• 25 Embraer 175 aircraft to be added to the Covered Aircraft fleet, increasing the fixed fee margin.
  • Jazz to provide 100% of Air Canada Express 70+ seat regional capacity until 2025.
  • Dash 8-300 aircraft to exit the Covered Aircraft fleet.

Controllable cost guardrail receivable to be capped at $20 million per year, improving working capital.

All other material components of the CPA are unchanged.

HALIFAX, March 1, 2021 – Chorus Aviation Inc. (‘TSX: CHR) (‘Chorus’), parent company of Jazz Aviation LP (‘Jazz’), today announced an agreement to revise the capacity purchase agreement (‘CPA’) between Jazz and Air Canada. The agreement addresses the dramatic and sustained reduction in air travel demand caused by the COVID-19 pandemic by optimizing the Jazz fleet. The revisions to the CPA are conditional on Jazz reaching an agreement with the Air Line Pilots Association, International which represents Jazz pilots. If this condition is satisfied, the CPA will be amended on a retroactive basis to January 1, 2021.

Chorus and Air Canada have a successful history of working together to adjust the terms of the CPA for mutual benefit. These proposed changes relate primarily to the Covered Aircraft, enhancing Jazz’s position in Air Canada’s network as the sole regional partner for 70+ seat regional aircraft until 2025 while providing Air Canada with greater cost efficiency and flexibility.

“The COVID-19 pandemic continues to challenge the aviation industry. With the Jazz fleet operating at a fraction of the capacity it flew a year ago, now is the time to update the CPA to help preserve regional flying and Jazz’s place within it,” commented Joe Randell, President and Chief Executive Officer, Chorus.

“The Jazz fleet is up-gauging to larger regional jet aircraft and replacing smaller turboprop fleet sooner than contemplated in the previous fleet plan. Bringing the Embraer 175 aircraft into the Jazz Covered Aircraft fleet makes Jazz the exclusive Air Canada Express operator of 70+ seat aircraft until 2025 and is a demonstration of our cost competitiveness and strong relationship with Air Canada. Further, quarterly reconciliation of the controllable cost guardrail receivable provides greater certainty in the timing of cash flows and improves our liquidity by eliminating potentially significant draws on working capital,” concluded Mr. Randell.

Revisions to the CPA include the following:

Consolidation of 25 Embraer 175s into Jazz’s Covered Aircraft fleet

  • Jazz will operate the 25 E175s under the CPA.

Jazz will become the exclusive Air Canada Express operator of 70+ seat aircraft until the end of 2025.
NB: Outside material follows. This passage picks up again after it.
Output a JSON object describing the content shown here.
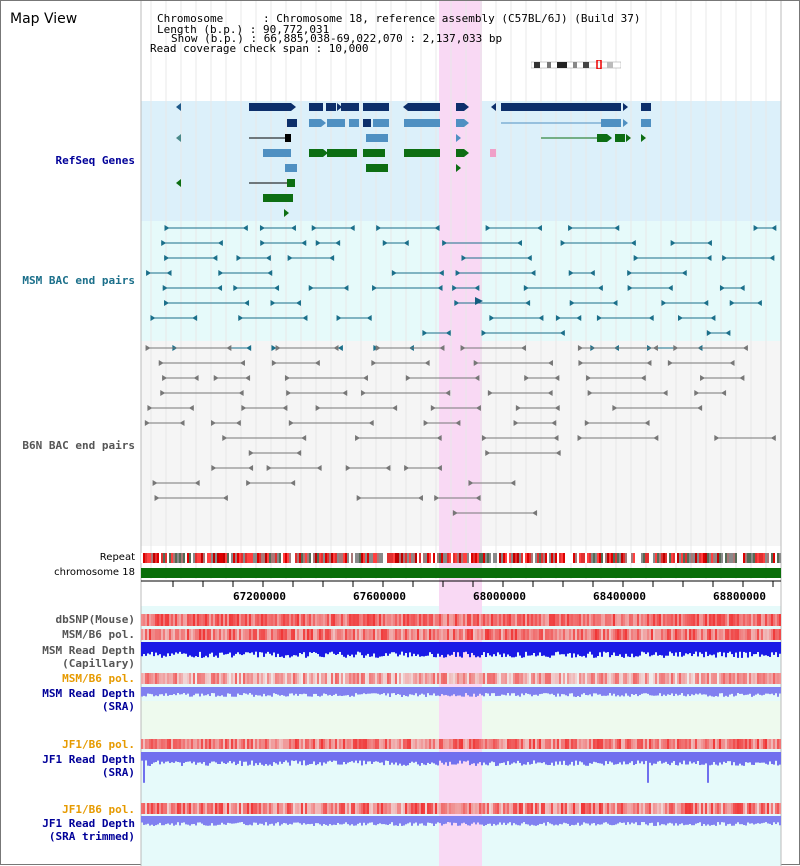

Fixed fees will increase by $46.0 million over the term of the CPA with annual minimum fixed fees increasing by $1.2 million per year from 2021 to 2025, and by approximately $4.0 million per year from 2026 to 2035.

Removal of 19 Dash 8-300s from Jazz’s Covered Aircraft fleet

  • 19 Dash 8-300s will be removed from the fleet in 2021. Removal of the Dash 8- 300s will reduce future aircraft leasing revenue under the CPA by approximately $56.0 million over the remaining term of the contract.

Chorus owns these Dash 8-300s, 15 of which have undergone the Extended Service Program (‘ESP’) which prolongs their useful life by approximately 15 years. Chorus has the ability to sell or lease these aircraft or convert them for cargo operations.

Controllable Cost Guardrail Receivable

  • Uncertainty in the flying schedule caused by the pandemic resulted in the accumulation of a $44.2 million controllable cost guardrail receivable from Air Canada at December 31, 2020.
  • The revisions to the CPA will cap the controllable cost guardrail receivable to a maximum of $20.0 million annually and provide for quarterly reconciliations to avoid the accumulation of a receivable in excess of the agreed maximum.
  • The 2020 guardrail receivable has been paid; however, without the proposed changes to the guardrail, the 2021 CPA guardrail receivable could be as high as $45 million.
  • Quarterly reconciliations against the new guardrail receivable cap will reduce Chorus' financial exposure by capping the guardrail receivable and minimize draws on Chorus' available working capital.

As a result of these revisions to the CPA, Chorus anticipates one-time costs,charges, and other fees to range between $90.0 million and $110.0 million, with approximately half of this range being non-cash in nature, and the cash portion paid over several years.

All other material components of the CPA are unchanged, including:

  • Contract expiring on December 31, 2035.

Minimum fleet guarantee of 105 aircraft until 2025, and 80 aircraft from 2026 and beyond.

  • Performance incentive compensation.

Pilot mobility program.

Upon becoming effective, these revisions to the CPA optimizes the Jazz fleet for Air Canada and makes it the exclusive provider 70+ seat regional capacity in the Air Canada Express network until 2025, while providing significant cost savings and network planning flexibility for Air Canada.